The problem is that the data ptrs will be created by nuitrack and some rate A while they will be destroyed by the user at some rate B. These two rates will be out of sync because I have no way of knowing what the user does with the pointer once it's in their callback. (ie. they may reasonably want the data to outlive the callback because it's being processed on some other thread)

With the rates out of sync there will potentially be some pool of static shared_ptr<Data> building up. All which have to be thread safe. I feel like this is going to be really hard to do with out it getting messy, slow and potentially creating deadlocks.

Alternative

The alternative is to hold a single static shared_ptr<Data> that is always free'd at the end of the callback. The data pointers lifetime is as long as the callbacks call Meaning that you either need to use the data in the callback (ie. draw it to the frame) or make a owned copy of it. Might need your feedback on this @mitchmindtree as the alternative is pretty limiting for the user but the original solution might be slow and unsafe.

mitchmindtree commented 5 years ago

Yeah I agree that it might be simplest/safest to go with your Alternative option and clone the underlying data - that way we can at least guarantee that the lifetime of the data on our end and don't have to deal with any uncertainty introduced by the nuitrack API.
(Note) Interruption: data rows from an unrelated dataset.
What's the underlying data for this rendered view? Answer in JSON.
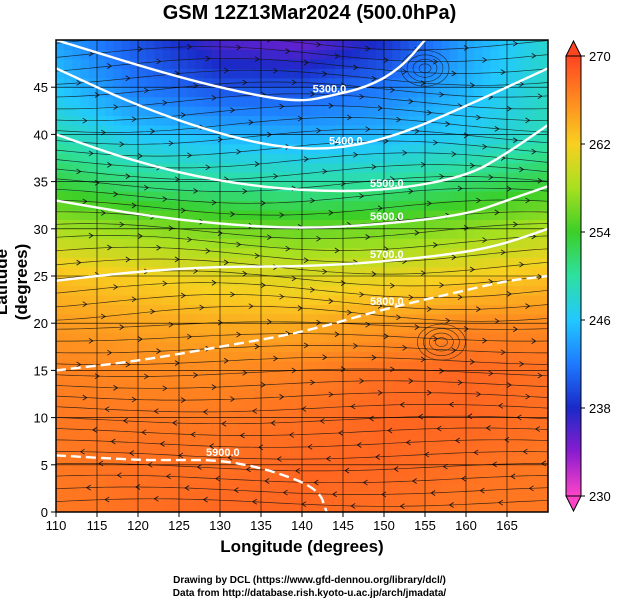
{
  "chart_data": {
    "type": "heatmap",
    "title": "GSM 12Z13Mar2024 (500.0hPa)",
    "xlabel": "Longitude (degrees)",
    "ylabel": "Latitude  (degrees)",
    "xlim": [
      110,
      170
    ],
    "ylim": [
      0,
      50
    ],
    "x_ticks": [
      "110",
      "115",
      "120",
      "125",
      "130",
      "135",
      "140",
      "145",
      "150",
      "155",
      "160",
      "165"
    ],
    "y_ticks": [
      "0",
      "5",
      "10",
      "15",
      "20",
      "25",
      "30",
      "35",
      "40",
      "45"
    ],
    "grid": true,
    "colorbar": {
      "placement": "right",
      "min": 230,
      "max": 270,
      "tick_labels": [
        "270",
        "262",
        "254",
        "246",
        "238",
        "230"
      ],
      "stops": [
        "#ff44c8",
        "#8a1cd0",
        "#1a2ac8",
        "#1e7aff",
        "#22c8ff",
        "#2ee0a0",
        "#3ccf28",
        "#a8e020",
        "#f8d020",
        "#ff8a20",
        "#ff4422"
      ]
    },
    "temperature_field_K": {
      "lon": [
        110,
        120,
        130,
        140,
        150,
        160,
        170
      ],
      "lat": [
        0,
        5,
        10,
        15,
        20,
        25,
        30,
        35,
        40,
        45,
        50
      ],
      "values": [
        [
          267,
          267.5,
          268,
          268,
          267.5,
          267,
          267
        ],
        [
          267,
          267.5,
          267.5,
          268,
          268,
          267.5,
          267
        ],
        [
          267,
          267,
          267,
          267.5,
          268,
          268,
          267.5
        ],
        [
          266.5,
          266,
          266,
          266.5,
          267.5,
          268,
          267.5
        ],
        [
          265,
          264.5,
          264,
          264,
          265,
          266,
          266
        ],
        [
          263,
          262,
          261,
          260.5,
          261,
          262,
          263
        ],
        [
          258,
          257,
          256,
          255.5,
          256,
          257,
          258.5
        ],
        [
          253,
          251,
          250,
          249.5,
          250,
          251.5,
          253
        ],
        [
          249,
          246,
          245,
          244.5,
          245,
          246.5,
          249
        ],
        [
          246,
          242,
          240,
          240,
          242,
          245,
          248.5
        ],
        [
          244,
          240,
          236,
          235,
          238,
          244,
          248
        ]
      ]
    },
    "height_contours_m": [
      {
        "label": "5300.0",
        "lat": [
          50,
          46,
          44,
          43.5,
          44,
          45,
          47,
          50
        ],
        "lon": [
          110,
          125,
          135,
          140,
          143,
          148,
          152,
          155
        ]
      },
      {
        "label": "5400.0",
        "lat": [
          47,
          43,
          40,
          38.5,
          38.5,
          40,
          43,
          47
        ],
        "lon": [
          110,
          120,
          130,
          138,
          145,
          152,
          160,
          170
        ]
      },
      {
        "label": "5500.0",
        "lat": [
          40,
          37,
          35,
          34,
          34,
          35.5,
          38,
          41
        ],
        "lon": [
          110,
          120,
          130,
          140,
          150,
          160,
          165,
          170
        ]
      },
      {
        "label": "5600.0",
        "lat": [
          33,
          31.5,
          30.5,
          30,
          30.5,
          31.5,
          33,
          34.5
        ],
        "lon": [
          110,
          120,
          130,
          140,
          150,
          160,
          165,
          170
        ]
      },
      {
        "label": "5700.0",
        "lat": [
          24.5,
          25.5,
          26,
          26,
          26.5,
          27.5,
          28.5,
          30
        ],
        "lon": [
          110,
          120,
          130,
          140,
          150,
          160,
          165,
          170
        ]
      },
      {
        "label": "5800.0",
        "lat": [
          15,
          16,
          17.5,
          19,
          21.5,
          23.5,
          24.5,
          25
        ],
        "lon": [
          110,
          120,
          130,
          140,
          150,
          160,
          165,
          170
        ]
      },
      {
        "label": "5900.0",
        "lat": [
          6,
          5.5,
          5.5,
          5.5,
          4.5,
          2.5,
          0
        ],
        "lon": [
          110,
          120,
          125,
          130,
          136,
          142,
          143
        ]
      }
    ],
    "wind": "streamlines with arrows; westerlies north of 20N, anticyclone near 157E 18N, cyclone near 155E 47N"
  },
  "credits": {
    "line1": "Drawing by DCL (https://www.gfd-dennou.org/library/dcl/)",
    "line2": "Data from http://database.rish.kyoto-u.ac.jp/arch/jmadata/"
  }
}
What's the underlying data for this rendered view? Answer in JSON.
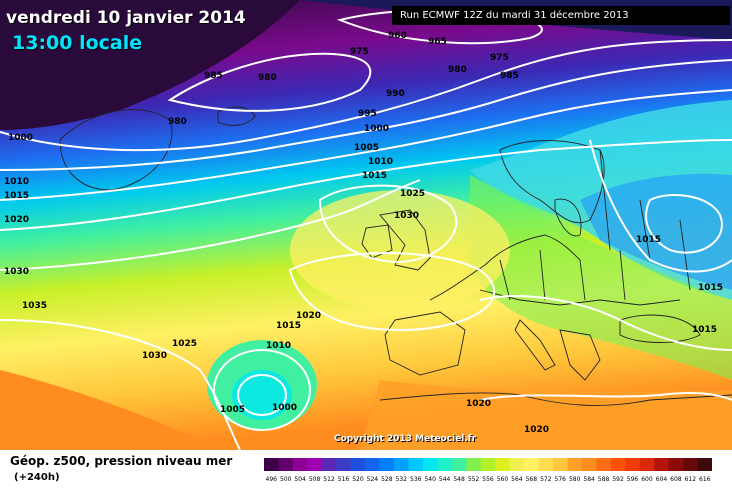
{
  "header": {
    "date": "vendredi 10 janvier 2014",
    "time": "13:00 locale",
    "run": "Run ECMWF 12Z du mardi 31 décembre 2013"
  },
  "copyright": "Copyright 2013 Meteociel.fr",
  "footer": {
    "title": "Géop. z500, pression niveau mer",
    "subtitle": "(+240h)"
  },
  "isobar_labels": [
    "960",
    "965",
    "975",
    "980",
    "985",
    "980",
    "980",
    "975",
    "985",
    "990",
    "995",
    "1000",
    "1005",
    "1010",
    "1015",
    "1000",
    "1010",
    "1015",
    "1020",
    "1025",
    "1030",
    "1030",
    "1035",
    "1030",
    "1025",
    "1020",
    "1015",
    "1010",
    "1005",
    "1000",
    "1020",
    "1020",
    "1015",
    "1015",
    "1015"
  ],
  "scale_values": [
    "496",
    "500",
    "504",
    "508",
    "512",
    "516",
    "520",
    "524",
    "528",
    "532",
    "536",
    "540",
    "544",
    "548",
    "552",
    "556",
    "560",
    "564",
    "568",
    "572",
    "576",
    "580",
    "584",
    "588",
    "592",
    "596",
    "600",
    "604",
    "608",
    "612",
    "616"
  ],
  "scale_colors": [
    "#3c0046",
    "#64006e",
    "#8c0096",
    "#a000b4",
    "#5a28b4",
    "#3c3cc8",
    "#1e50dc",
    "#1464f0",
    "#0080ff",
    "#00a0ff",
    "#00c8ff",
    "#00e6f0",
    "#20f0c8",
    "#40f0a0",
    "#80f050",
    "#b4f028",
    "#dcf01e",
    "#f0f050",
    "#fff064",
    "#ffdc50",
    "#ffc83c",
    "#ffa028",
    "#ff8c1e",
    "#ff6e14",
    "#ff500a",
    "#f03c0a",
    "#dc280a",
    "#b4140a",
    "#8c0a0a",
    "#640a0a",
    "#3c0a0a"
  ]
}
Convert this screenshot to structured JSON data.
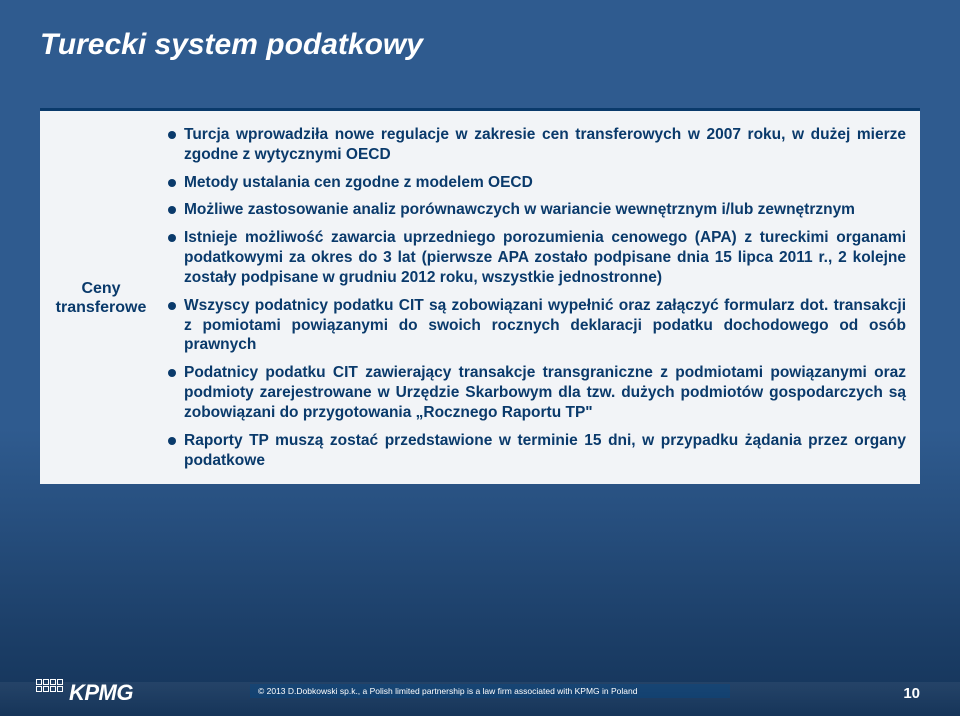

This won't be as efficient as using the buffers given to us by nuitrack, but we should time the clone first to see if it's significant enough to cause any issues. If it takes less than a few milliseconds then I'd imagine we should be fine as we still have the majority of the frame to run update and view stuff in the nannou side.

freesig commented 5 years ago

Yeh no probs. I mean I can always do the first option later if we are experiencing latency issues. You could avoid the need to clone if you could provide the closure with the thing that the data is ending up in ie. for a RGBFrame from nui you are probably sending it straight to the GPU but I'm not sure if it's possible to do a GPU / vulkan call from the callback as it will be out of sync with you're main draw etc.

freesig commented 5 years ago

Actually I just realized theres no need to make a static for the alternative option because the ptr is alive for the whole callback function anyway:

// arg is the shared_ptr
const auto wrapper = [=](const auto arg){
    // Convert to simple structs and raw ptrs 
    auto sd = to_simple(arg);
    // Call the users callback
    cb(user_data, sd);
    // arg is destroyed here after the callback returns
};

I might do some timing of the current implementation and report the results here

freesig commented 5 years ago

Seems to be only using 3% of the calls with copying the data. And this is without even reusing the buffer. The bottleneck seems to actually be in the orbtec SDK

I'll wait for the frame buffer before testing this further.

When testing nuitrack-rs FPS it's capped at 31fps. With just RGBFrame on it's and no data processing it's 31fps. With RGBFrame, SkeletonData, DepthFrame it's between 23 - 31fps with no data processing.